本発明の実施形態に係るシャワー装置1を例示する模式図である。 散水孔4pの配置を例示する模式平面図である。 シャワー装置1の構成を例示する模式断面図である。 本実施形態と対比される比較例に係るシャワー装置100における散水孔4pの配置を表した模式平面図である。 比較例に係るシャワー装置100の散水部4内の状況を表した模式断面図である。 本実施形態に係るシャワー装置1における散水孔4pの配置を例示する模式平面図である。 本実施形態に係るシャワー装置1の散水部4内の状況を表した模式断面図である。 シャワー装置1の他の構成を例示する模式平面図である。 散水部4の他の構成を例示する模式平面図である。 (a)は、散水部4の内部空間の厚さWが一定であるラジアル型シャワー装置を例示する模式断面図であり、(b)は、(a)に表したシャワー装置を用いた場合の、散水部4内の流速を例示した模式グラフ図である。 散水部4を例示する模式断面図である。
符号の説明
1 シャワー装置、2 絞り部、2a 開口、噴射口、3 空気混入部、3a 開口、4 散水部、4a 散水面、4b 散水板、4c 対向面、4p 散水孔、4pd 下流側散水孔、4ps 小孔、4pu 上流側散水孔、4s 界面、50 斜面、100 シャワー装置、200 水、気泡水、A 矢印(水の流路)、B 矢印(空気の流路)、L1、L2、L3、L4 距離、P、P1、P2 線分、S 給水路、T 給水受け部、W 厚さ

Claims (4)

  1. 水を通す給水路と、
    前記給水路に設けられ、前記水に空気を混入する空気混入部と、
    前記空気混入部の下流側に設けられ、前記空気を含んだ水である空気含有水を吐出する複数の散水孔を有する散水部と、
    を備え、
    前記散水部は、前記空気混入部から第1の距離にある第1の散水孔と、前記空気混入部から前記第1の距離よりも大なる第2の距離にある第2の散水孔と、前記空気混入部から前記第1及び第2の距離よりも大なる第3の距離にある第3の散水孔と、を有し、
    前記第1、第2及び第3の散水孔のそれぞれは、前記散水部における前記空気含有水の進行方向である水流方向の直線上において、前記第1、第2及び第3の散水孔のうちの他のいずれとも重ならないように配置されていることを特徴とするシャワー装置。

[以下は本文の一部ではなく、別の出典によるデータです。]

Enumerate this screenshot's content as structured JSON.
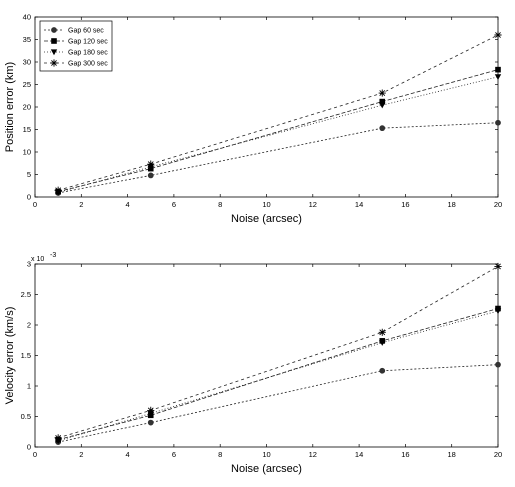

  2. 前記第1の距離は、前記空気混入部から前記複数の散水孔までの距離のうちの最も小さい距離であり、
    前記第2の距離は、前記空気混入部から前記複数の散水孔までの距離のうちの2番目に小さい距離であり、
    前記第3の距離は、前記空気混入部から前記複数の散水孔までの距離のうちの3番目に小さい距離であることを特徴とする請求項1記載のシャワー装置。
  3. 前記空気混入部の上流側に設けられ、前記水の流路断面積を減らして前記水を吐出することにより前記水流方向を規制する絞り部をさらに備えたことを特徴とする請求項1または2に記載のシャワー装置。
  4. 前記散水部の内部空間の厚さは、前記空気混入部から遠ざかるにつれて小さくなることを特徴とする請求項1〜3のいずれか1つに記載のシャワー装置。